血清S100Bレベルと頭部外傷による小児の頭蓋内障害(ICI)の関係

Relationship of serum S100B levels and intracranial injury in children with closed head trauma.
Pediatrics. 2009 Oct;124(4):e697-704. Epub 2009 Sep 28.

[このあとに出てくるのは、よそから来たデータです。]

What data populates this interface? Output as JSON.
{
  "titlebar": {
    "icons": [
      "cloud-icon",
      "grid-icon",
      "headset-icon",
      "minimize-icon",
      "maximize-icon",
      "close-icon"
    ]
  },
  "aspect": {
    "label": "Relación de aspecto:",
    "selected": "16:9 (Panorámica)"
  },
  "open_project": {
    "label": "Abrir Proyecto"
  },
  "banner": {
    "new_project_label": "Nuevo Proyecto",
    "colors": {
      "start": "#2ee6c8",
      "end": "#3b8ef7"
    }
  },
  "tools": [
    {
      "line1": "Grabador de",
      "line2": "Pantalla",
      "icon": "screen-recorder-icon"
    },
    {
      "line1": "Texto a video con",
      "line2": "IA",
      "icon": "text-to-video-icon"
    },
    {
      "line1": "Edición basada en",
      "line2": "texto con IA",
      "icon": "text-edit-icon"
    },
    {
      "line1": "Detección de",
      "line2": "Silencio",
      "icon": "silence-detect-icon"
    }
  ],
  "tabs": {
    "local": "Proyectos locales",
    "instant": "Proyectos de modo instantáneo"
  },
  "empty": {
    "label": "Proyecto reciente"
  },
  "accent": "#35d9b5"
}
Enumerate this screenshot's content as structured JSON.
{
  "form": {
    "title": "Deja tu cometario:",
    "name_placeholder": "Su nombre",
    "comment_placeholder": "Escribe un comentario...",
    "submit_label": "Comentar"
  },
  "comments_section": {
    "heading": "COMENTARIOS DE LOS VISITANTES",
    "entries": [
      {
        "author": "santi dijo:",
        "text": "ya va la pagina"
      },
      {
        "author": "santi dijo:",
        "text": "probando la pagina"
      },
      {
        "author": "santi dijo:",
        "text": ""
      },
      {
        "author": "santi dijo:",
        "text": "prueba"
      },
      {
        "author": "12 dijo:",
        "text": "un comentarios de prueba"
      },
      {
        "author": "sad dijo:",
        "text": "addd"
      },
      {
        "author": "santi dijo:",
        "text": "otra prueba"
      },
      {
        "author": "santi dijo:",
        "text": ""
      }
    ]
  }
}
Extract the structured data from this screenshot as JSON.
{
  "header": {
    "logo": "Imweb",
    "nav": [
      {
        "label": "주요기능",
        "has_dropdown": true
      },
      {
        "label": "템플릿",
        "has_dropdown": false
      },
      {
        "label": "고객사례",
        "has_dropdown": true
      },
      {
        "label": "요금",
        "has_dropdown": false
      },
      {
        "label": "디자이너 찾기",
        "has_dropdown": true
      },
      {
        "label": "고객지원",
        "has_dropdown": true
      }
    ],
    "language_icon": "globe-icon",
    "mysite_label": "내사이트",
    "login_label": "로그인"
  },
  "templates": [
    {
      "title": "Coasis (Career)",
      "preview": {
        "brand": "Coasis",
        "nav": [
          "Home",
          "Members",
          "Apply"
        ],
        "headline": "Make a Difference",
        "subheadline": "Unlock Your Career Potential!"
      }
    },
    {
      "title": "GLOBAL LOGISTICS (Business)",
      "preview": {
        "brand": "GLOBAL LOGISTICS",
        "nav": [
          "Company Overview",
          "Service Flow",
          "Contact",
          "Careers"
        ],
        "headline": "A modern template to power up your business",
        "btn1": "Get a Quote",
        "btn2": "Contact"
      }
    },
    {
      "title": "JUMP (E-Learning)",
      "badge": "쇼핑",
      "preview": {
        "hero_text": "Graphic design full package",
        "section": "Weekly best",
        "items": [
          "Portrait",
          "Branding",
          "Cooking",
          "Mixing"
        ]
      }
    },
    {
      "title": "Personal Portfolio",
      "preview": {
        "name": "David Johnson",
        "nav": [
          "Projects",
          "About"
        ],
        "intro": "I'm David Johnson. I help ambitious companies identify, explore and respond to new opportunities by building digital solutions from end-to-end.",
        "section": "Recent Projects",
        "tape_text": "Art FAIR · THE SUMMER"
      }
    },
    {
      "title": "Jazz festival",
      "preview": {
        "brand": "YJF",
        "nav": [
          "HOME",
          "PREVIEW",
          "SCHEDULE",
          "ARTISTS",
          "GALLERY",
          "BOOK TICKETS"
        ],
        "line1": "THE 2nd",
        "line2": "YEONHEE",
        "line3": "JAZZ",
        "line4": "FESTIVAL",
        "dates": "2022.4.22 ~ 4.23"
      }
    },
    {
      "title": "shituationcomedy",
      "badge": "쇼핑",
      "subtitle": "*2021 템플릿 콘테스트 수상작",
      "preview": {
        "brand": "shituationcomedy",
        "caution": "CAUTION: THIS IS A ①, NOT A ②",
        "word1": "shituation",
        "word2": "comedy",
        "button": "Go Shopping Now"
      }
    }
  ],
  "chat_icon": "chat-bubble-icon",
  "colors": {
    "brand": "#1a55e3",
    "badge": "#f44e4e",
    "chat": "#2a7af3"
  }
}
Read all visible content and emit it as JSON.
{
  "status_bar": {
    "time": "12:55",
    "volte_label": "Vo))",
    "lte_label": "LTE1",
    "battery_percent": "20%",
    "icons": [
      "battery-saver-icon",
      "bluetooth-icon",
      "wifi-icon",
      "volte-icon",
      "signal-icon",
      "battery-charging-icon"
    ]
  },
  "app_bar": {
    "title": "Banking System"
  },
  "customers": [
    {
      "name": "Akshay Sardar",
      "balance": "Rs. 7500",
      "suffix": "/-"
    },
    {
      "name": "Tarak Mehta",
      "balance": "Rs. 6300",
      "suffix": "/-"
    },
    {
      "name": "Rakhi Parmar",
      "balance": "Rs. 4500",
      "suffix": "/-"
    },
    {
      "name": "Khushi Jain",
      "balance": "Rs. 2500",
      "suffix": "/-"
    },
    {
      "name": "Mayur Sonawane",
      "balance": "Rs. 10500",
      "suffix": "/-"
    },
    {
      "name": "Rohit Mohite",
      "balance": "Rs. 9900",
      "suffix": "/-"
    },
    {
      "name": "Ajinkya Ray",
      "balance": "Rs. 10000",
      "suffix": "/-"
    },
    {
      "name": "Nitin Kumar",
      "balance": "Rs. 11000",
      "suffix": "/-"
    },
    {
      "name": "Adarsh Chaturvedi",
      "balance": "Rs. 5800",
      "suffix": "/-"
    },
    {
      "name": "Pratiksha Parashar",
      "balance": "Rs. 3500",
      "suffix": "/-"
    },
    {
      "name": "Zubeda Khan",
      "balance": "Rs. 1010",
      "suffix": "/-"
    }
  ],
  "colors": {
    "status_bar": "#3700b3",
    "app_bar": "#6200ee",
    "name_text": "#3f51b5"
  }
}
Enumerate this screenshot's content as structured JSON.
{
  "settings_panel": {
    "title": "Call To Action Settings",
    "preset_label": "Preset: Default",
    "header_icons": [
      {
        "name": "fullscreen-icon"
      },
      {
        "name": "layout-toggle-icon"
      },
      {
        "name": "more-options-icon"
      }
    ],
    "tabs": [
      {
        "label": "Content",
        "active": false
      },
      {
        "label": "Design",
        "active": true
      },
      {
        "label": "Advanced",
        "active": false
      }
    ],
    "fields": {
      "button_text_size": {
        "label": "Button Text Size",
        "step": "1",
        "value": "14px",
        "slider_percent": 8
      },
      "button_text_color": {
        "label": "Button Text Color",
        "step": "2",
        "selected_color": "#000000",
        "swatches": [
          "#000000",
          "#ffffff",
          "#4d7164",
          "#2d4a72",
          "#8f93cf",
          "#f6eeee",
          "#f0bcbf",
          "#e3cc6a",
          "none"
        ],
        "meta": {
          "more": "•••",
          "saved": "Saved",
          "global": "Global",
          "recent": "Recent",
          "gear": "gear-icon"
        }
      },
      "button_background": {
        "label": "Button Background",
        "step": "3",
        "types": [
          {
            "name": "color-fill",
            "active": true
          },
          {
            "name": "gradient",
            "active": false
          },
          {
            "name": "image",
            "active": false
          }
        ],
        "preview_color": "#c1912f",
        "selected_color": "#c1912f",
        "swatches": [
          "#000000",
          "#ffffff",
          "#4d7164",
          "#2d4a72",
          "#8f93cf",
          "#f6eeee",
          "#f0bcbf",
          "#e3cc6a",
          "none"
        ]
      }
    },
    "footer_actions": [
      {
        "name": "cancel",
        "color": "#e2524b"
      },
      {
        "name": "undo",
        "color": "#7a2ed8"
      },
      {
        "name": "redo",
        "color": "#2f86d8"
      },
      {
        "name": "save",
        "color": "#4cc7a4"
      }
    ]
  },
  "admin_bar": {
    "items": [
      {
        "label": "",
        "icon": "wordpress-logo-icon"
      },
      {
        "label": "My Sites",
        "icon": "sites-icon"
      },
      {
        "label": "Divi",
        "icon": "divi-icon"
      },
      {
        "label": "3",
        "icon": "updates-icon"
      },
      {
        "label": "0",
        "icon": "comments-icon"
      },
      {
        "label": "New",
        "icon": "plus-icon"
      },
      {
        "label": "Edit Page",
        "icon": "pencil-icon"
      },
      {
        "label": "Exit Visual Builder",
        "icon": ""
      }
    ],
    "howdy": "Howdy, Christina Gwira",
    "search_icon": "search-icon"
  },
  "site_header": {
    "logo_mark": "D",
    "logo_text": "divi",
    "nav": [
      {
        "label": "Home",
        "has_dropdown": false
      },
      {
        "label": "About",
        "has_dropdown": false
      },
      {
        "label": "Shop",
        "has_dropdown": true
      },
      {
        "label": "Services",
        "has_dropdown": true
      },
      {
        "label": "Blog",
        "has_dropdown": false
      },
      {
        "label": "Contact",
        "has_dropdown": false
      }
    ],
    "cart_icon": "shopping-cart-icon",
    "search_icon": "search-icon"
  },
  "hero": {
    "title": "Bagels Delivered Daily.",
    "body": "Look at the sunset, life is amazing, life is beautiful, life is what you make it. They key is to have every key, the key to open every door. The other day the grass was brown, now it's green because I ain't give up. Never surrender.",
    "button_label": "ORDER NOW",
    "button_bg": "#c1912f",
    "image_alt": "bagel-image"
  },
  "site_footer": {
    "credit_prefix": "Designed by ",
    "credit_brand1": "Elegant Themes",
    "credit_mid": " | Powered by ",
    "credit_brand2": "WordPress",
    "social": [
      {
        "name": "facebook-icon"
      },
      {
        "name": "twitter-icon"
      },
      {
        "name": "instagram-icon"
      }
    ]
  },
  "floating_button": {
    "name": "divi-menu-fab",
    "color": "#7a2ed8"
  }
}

血清S100Bレベルと頭部外傷による小児の頭蓋内障害(ICI)の関係についての論文です。今回の目的は、頭CTでCHTやICIがみつかった小児では血清のS100Bが高いか、また長い頭蓋骨骨折がCHTや骨折の小児のS100Bレベルにどうか調べることである。最近小児救急センターを訪れたもしくは頭部外傷で6時間以内に病院から搬送された18歳以下の小児で頭部CTを行った人を前方視的に調べた。ICIの有無にかかわらず小児の血清S100Bレベルと長骨折を、共分散分析により評価した。152人の小児が対象となりICIのある24人とICIのない128人を前方視的に観察した。 25人に長骨折を認めた。ICIの小児は、ICIのない小児よりもかなり若かった (6.9 vs 9.8 年; P = .01)。障害後の静脈穿刺の時期はICIのない小児でかなり遅かった。平均S100BレベルはICIの小児でかなり高く、長骨折の小児や非白人でも高かった。静脈穿刺の時期や長骨折や人種を合わせた後では、平均S100Bレベルは、ICIのある小児で若干高値であった。ICIの発見のためにS100Bレベルの測定が有用性(曲線下面積として表す)は、0.67であった。論として静脈穿刺の時期、長骨折、人種を合わせた後では、S100Bのレベルは、ICIのある小児ではICIのない小児よりも高い。しかしながらICI発見のために血清S100Bを測定する意味はなさそうだ。

2009年8月13日 (木)

中等度から重度の外傷性脳損傷の小児と低血圧、低酸素血症

Early resuscitation of children with moderate-to-severe traumatic brain injury.
Pediatrics. 2009 Jul;124(1):56-64.

中等度から重度の外傷性脳損傷の小児に対する初期治療についての論文です。外傷性脳損傷は小児にとって死や障害を残す原因となる。ガイドラインは定まっており、低血圧や低酸素血症による二次性の脳損傷を防ぐことにある。この研究の目的は、初期治療中(病院以前と救急治療室)における低血圧や低酸素血症の有病率、モニターリング、治療について調べ、バイタルの状態と退院後の神経学的予後との間の関係を評価することである。方法は299人の中程度から重度の脳損傷の小児で、レベル1の小児外傷センターに運ばれたものを後方視的に検討した。我々はバイタルサインと初期治療中のあらゆる状態での低血圧と低酸素血症に対する医療者による反応をまとめた。血圧(31%)と酸素(34%)は初期治療中は記録されないこともあった。118人(39%)で低血圧が起きていた。低血圧の治療は48%(118人中57人)で行われた。重症度でみると、低血圧を治療されていない小児は治療された小児に比べて、死亡で3.4、後遺症で3.7倍オッズが上昇した。低酸素血症は131人に起き、92%で治療されていた。低酸素血症が治療されなくても、低血圧のときと違い、死亡や後遺症とはあまり関係なかった。低血圧と低酸素血症は小児脳損傷ではよくあることで、およそ三分の一の小児が初期治療段階で適切なモニターをされていなかった。低血圧、低酸素血症にすぐに対応することは予後の改善につながると思われた。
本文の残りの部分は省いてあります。